So, if Mongrel Beast were a dog, it would be one of those smallish curs that you see in some urban places wandering aimlessly about, purposeless and friendless.  It has never been wanted and it has never been loved.  It is welcome nowhere.  Survival is more a matter of chance than  anything else yet it still holds tenaciously to life, even bereft of sight or hearing, ear(s) or limb(s).  It is of dubious parentage and even more dubious manners.

I say ‘small’ but if Mongrel Beast were a dog, it’d actually be quite large, you know, one of those all-consuming masses of hot, heaving, smelly, hairy dogdom that even the most determined dog lover would feel the need to apologise for any time anyone came to the house.  The kind that doesn’t moult but sort of oozes clouds of fluffy hair; the kind that drools lazily but consistently; the kind that feels the need to pump stale, foetid dog breath in your face; the kind that farts, loud and repugnant, as an icebreaker and room-clearer; the kind that drapes itself casually but possessively across any sofa or bed regardless of its own size or filth.

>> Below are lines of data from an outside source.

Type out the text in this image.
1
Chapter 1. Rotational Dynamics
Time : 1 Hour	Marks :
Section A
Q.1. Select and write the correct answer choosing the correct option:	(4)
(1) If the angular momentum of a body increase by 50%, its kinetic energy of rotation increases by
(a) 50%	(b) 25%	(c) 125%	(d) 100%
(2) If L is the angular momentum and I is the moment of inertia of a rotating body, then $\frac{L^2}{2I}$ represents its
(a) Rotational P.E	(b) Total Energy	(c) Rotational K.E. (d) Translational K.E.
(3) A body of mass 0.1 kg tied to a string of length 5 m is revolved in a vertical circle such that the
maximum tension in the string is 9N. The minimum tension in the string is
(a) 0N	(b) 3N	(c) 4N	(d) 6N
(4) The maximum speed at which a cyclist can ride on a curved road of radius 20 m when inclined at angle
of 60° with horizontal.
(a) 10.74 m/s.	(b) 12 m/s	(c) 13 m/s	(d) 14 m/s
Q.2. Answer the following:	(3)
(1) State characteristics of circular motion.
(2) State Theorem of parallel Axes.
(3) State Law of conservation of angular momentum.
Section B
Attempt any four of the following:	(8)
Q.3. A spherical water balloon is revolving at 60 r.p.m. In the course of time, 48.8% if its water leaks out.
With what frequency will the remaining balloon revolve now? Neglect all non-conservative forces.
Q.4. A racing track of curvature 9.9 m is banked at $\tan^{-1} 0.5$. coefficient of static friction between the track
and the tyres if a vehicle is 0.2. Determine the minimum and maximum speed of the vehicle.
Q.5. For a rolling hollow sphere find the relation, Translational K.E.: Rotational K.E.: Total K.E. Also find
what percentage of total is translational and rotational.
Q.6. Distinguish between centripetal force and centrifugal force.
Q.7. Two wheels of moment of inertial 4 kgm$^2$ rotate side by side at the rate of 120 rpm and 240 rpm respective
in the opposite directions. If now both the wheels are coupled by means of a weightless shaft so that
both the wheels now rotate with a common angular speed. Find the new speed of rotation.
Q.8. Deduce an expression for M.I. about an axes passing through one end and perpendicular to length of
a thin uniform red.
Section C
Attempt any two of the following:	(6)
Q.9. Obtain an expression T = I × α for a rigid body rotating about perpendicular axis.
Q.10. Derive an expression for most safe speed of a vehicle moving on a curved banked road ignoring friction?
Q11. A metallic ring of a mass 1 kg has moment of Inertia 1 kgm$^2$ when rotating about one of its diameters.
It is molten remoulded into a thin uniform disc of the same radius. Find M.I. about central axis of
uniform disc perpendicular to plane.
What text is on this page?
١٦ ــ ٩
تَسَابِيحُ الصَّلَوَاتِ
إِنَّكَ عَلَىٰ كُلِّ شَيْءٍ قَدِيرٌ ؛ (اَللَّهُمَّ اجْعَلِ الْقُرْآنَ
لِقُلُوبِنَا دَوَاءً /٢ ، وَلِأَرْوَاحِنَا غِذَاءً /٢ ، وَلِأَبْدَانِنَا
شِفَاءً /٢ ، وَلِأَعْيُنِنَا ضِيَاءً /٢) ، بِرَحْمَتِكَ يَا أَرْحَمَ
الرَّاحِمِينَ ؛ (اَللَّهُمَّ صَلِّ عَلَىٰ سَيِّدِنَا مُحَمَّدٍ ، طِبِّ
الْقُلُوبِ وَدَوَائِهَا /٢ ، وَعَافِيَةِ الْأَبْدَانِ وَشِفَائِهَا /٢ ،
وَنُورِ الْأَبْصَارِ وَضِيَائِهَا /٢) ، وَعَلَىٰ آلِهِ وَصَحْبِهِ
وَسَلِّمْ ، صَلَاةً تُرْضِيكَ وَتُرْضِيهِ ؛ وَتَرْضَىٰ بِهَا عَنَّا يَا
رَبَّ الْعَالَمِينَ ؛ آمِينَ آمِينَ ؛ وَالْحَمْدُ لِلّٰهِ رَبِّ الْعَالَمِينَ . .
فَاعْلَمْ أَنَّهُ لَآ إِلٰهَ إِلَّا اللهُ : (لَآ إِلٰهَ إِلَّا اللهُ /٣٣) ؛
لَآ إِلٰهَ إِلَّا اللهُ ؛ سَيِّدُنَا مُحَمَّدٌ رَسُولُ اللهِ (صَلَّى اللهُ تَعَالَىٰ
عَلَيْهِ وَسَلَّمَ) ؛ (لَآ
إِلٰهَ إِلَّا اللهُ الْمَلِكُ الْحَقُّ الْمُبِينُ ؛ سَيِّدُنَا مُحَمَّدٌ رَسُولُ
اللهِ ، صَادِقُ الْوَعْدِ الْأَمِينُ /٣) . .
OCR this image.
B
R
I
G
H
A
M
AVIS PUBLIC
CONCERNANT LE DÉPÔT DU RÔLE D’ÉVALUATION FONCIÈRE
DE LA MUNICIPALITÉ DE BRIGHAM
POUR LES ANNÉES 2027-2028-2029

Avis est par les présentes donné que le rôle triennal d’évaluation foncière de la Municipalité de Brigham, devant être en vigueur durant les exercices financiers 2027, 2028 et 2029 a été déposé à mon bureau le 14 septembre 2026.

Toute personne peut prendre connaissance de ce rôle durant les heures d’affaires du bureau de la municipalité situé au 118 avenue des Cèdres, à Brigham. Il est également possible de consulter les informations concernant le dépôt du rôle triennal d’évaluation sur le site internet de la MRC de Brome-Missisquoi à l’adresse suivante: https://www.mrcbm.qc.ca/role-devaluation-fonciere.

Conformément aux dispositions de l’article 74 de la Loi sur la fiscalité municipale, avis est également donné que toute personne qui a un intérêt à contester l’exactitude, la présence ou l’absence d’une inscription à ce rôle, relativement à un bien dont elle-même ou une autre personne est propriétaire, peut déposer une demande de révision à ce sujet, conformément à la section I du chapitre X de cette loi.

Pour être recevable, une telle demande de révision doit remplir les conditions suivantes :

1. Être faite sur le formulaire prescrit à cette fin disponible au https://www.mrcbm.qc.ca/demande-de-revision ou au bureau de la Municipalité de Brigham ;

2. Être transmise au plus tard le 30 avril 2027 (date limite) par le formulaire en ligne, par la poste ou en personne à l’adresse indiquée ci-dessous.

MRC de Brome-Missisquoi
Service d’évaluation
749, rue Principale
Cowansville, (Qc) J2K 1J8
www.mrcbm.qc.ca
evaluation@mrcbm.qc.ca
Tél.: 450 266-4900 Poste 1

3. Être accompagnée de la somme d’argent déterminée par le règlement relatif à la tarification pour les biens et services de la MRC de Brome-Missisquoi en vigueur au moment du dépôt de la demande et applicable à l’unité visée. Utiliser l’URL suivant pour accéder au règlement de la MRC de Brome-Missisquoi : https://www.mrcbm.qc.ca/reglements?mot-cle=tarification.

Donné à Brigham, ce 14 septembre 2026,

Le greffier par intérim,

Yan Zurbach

If Mongrel Beast were a dog, it certainly wouldn’t be the discreet kind of dog that you could maybe sneak into your local pub or even better heeled locales.  It wouldn’t be the kind of dog, regardless of the (im)purity of its bloodline, that could tempt or even charm with looks or eyes even the hardest hearted of dog haters.  Mongrel Beast would be the shaggy, ill kempt monstrosity that all the other dogs wouldn’t be seen dead greeting in the park.  Boycotted by all kinds, given a wide and suspicious berth, Mongrel Beast doesn’t really belong anywhere and it certainly isn’t welcome.

If Mongrel Beast were a dog, it wouldn’t be a stray with all the other strays in an area or region where such dogs are to be found.  Oh no, Mongrel Beast haunts respectable neighbourhoods, a lone spectre of decrepit bad taste, lowering the tone, frightening the children, leaving whispered fear, shock and horror in his wake.  The kind that no kind or soft-hearted stranger would ever consider giving a chance.  It would lurk, wild-eyed, just within sight of the swings in the park; apart from community and society but far too close for comfort.

Mongrel Beast is not the kind of thing that you can take anywhere; it doesn’t do polite company or in fact, company of any kind.  It runs to its mysterious wills and whims, scorning conventions and expectations, acknowledging no master.  It follows you along, like a slinking cur, possessive and obsessive, and impossible to shake off.

Society has tried to name and thus, hopefully, tame a few of its cousins.  (Although whether by naming the beast it is actually tamed or whether the name just allows a formal introduction, a handle by which we can grasp and try to explain the presence in our lives to the rest of society is a different debate).  There was the Hound of the Baskervilles, of course, a creature whose actual substance still remains contested yet looms large and fearsome in the popular consciousness.  Then there is the more slowly popularised Black Dog whose presence and impact cannot be contested but is still a highly unwelcome visitor.

The impact it has had on me is similar (perhaps scarily so) to that portrayed by the pictures and words of Matthew Johnstone as he charts his relationships with his own beast, Black Dog.  After all, it’s not the nature of the beast that is hardest to deal with, to live with, to explain but the impact it has on our lives, our relationships and our outlook.  Perhaps by talking about these creatures openly and honestly we can start to address the issues in a better, more reliable manner.  Perhaps that’s why they need names.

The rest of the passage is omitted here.